PROSESNEWS.ID – Polresta Gorontalo Kota kembali melaksanakan upacara Pemberhentian Tidak Dengan Hormat (PTDH) terhadap dua personel Kepolisian Negara Republik Indonesia (Polri) yang terbukti melanggar kode etik profesi dan disiplin kepolisian.
Upacara PTDH tersebut dipimpin langsung Kapolresta Gorontalo Kota, Kombes Pol. Suryono, serta dihadiri seluruh Pejabat Utama (PJU), para kapolsek jajaran, perwira, bintara, hingga aparatur sipil negara (ASN) di lingkungan Polresta Gorontalo Kota.

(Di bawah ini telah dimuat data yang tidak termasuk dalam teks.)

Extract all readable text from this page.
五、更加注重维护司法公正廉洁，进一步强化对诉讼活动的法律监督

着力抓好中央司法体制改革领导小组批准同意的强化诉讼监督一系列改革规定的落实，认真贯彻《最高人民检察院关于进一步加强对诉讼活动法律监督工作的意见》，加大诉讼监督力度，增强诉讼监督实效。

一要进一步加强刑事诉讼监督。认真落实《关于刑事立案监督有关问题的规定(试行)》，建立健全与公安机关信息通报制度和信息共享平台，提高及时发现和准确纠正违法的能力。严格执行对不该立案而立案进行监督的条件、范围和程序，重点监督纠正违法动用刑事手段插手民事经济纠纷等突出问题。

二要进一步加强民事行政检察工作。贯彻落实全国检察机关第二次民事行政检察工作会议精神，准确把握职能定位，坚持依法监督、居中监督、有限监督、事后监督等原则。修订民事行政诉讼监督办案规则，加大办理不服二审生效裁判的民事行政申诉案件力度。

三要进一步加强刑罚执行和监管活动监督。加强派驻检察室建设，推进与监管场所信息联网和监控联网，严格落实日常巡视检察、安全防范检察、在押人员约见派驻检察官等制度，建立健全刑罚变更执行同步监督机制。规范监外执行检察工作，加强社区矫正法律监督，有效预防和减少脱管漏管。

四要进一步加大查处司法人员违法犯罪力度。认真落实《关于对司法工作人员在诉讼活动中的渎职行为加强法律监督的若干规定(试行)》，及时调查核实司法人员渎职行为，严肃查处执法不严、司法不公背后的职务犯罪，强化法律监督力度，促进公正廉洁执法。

Pelaksanaan PTDH itu menjadi bentuk komitmen institusi dalam menegakkan disiplin, menjaga marwah organisasi, serta mempertahankan integritas Polri di tengah masyarakat.
Dalam amanatnya, Kombes Pol. Suryono menegaskan bahwa keputusan PTDH bukanlah sesuatu yang membanggakan bagi institusi. Namun, langkah tersebut harus diambil sebagai konsekuensi atas pelanggaran berat yang dilakukan anggota.
“Kegiatan ini merupakan bentuk nyata dari komitmen institusi Polri, khususnya Polresta Gorontalo Kota, dalam menegakkan aturan disiplin dan kode etik. Kita harus terus menjaga profesionalisme serta integritas anggota dalam pelaksanaan tugas pokok kita sebagai pelindung, pengayom, dan pelayan masyarakat,” tegas Suryono.
Ia menjelaskan, keputusan PTDH terhadap personel tersebut merupakan hasil dari proses persidangan Komisi Kode Etik Profesi Polri (KKEP) yang berlangsung panjang, transparan, dan sesuai prosedur hukum yang berlaku.
Lebih lanjut, Suryono menegaskan bahwa institusi Polri tidak akan mentoleransi segala bentuk pelanggaran berat, baik pelanggaran disiplin, kode etik, maupun tindak pidana yang dapat mencoreng nama baik kepolisian di mata masyarakat.
Upacara kemudian ditutup dengan doa bersama sebagai bentuk harapan agar seluruh personel Polresta Gorontalo Kota senantiasa diberikan kekuatan, bimbingan, dan perlindungan Tuhan Yang Maha Esa dalam menjalankan tugas pengabdian kepada masyarakat, bangsa, dan negara.